In the early 1960s, Natkin introduced paintings with vertical structures that were distinctly different from his previous works. He was interested in the interaction of light and color and wanted to explore that relationship without the concerns and limitations of composition. Like many other artists from that period, he turned to simple geometric forms, a sort of stripe in his case, to provide that freedom and flexibility. Thus, the “Apollo” series, named after the Greek god of sun and poetry, was born. Natkin explored color relationships by juxtaposing colors of differing widths to create a range of visual effects from vibrational to serene and meditative. Unlike Karl Benjamin and Gene Davis, he did not create hard-edged, pristine stripes. Instead, his structures were loose and organic, maintaining his interest in gestural strokes, stenciling and surface texture.
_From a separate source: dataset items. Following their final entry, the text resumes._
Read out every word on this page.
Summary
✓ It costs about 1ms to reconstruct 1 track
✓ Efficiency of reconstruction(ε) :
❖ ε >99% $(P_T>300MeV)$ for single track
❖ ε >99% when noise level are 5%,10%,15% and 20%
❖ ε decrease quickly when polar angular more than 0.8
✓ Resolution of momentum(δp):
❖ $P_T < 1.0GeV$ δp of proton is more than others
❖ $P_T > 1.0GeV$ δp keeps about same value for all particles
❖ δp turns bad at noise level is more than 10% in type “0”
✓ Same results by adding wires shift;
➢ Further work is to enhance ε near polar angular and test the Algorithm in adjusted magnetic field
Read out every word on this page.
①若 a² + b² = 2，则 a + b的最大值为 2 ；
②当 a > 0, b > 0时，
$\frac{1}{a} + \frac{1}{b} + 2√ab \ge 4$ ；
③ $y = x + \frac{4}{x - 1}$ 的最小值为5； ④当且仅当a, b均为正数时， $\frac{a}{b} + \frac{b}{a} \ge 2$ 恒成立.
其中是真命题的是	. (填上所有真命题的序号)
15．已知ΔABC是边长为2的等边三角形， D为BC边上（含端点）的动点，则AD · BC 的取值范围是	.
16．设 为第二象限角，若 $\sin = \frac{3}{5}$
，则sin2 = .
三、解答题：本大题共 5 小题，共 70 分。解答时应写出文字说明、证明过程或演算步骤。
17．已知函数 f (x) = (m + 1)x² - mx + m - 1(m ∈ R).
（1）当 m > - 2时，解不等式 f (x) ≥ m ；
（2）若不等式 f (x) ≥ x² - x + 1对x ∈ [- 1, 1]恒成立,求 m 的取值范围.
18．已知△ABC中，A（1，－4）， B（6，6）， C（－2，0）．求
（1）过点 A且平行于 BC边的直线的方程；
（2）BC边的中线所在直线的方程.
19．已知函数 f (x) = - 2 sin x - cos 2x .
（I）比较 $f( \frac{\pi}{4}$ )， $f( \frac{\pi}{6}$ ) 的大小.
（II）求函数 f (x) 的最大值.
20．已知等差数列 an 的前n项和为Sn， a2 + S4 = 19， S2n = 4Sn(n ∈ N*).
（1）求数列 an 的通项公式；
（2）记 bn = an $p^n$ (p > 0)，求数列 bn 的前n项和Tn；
Natkin passed away in 2010 and his career comprises a long roster of museum and gallery exhibitions around the globe and his work can be found in myriad museum collections, including the Art Institute of Chicago, Centre Pompidou, the Metropolitan Museum of Art, the Museum of Modern Art, the Solomon R. Guggenheim Museum, the Whitney Museum of American Art, the San Francisco Museum of Art, the Milwaukee Art Center along with many others.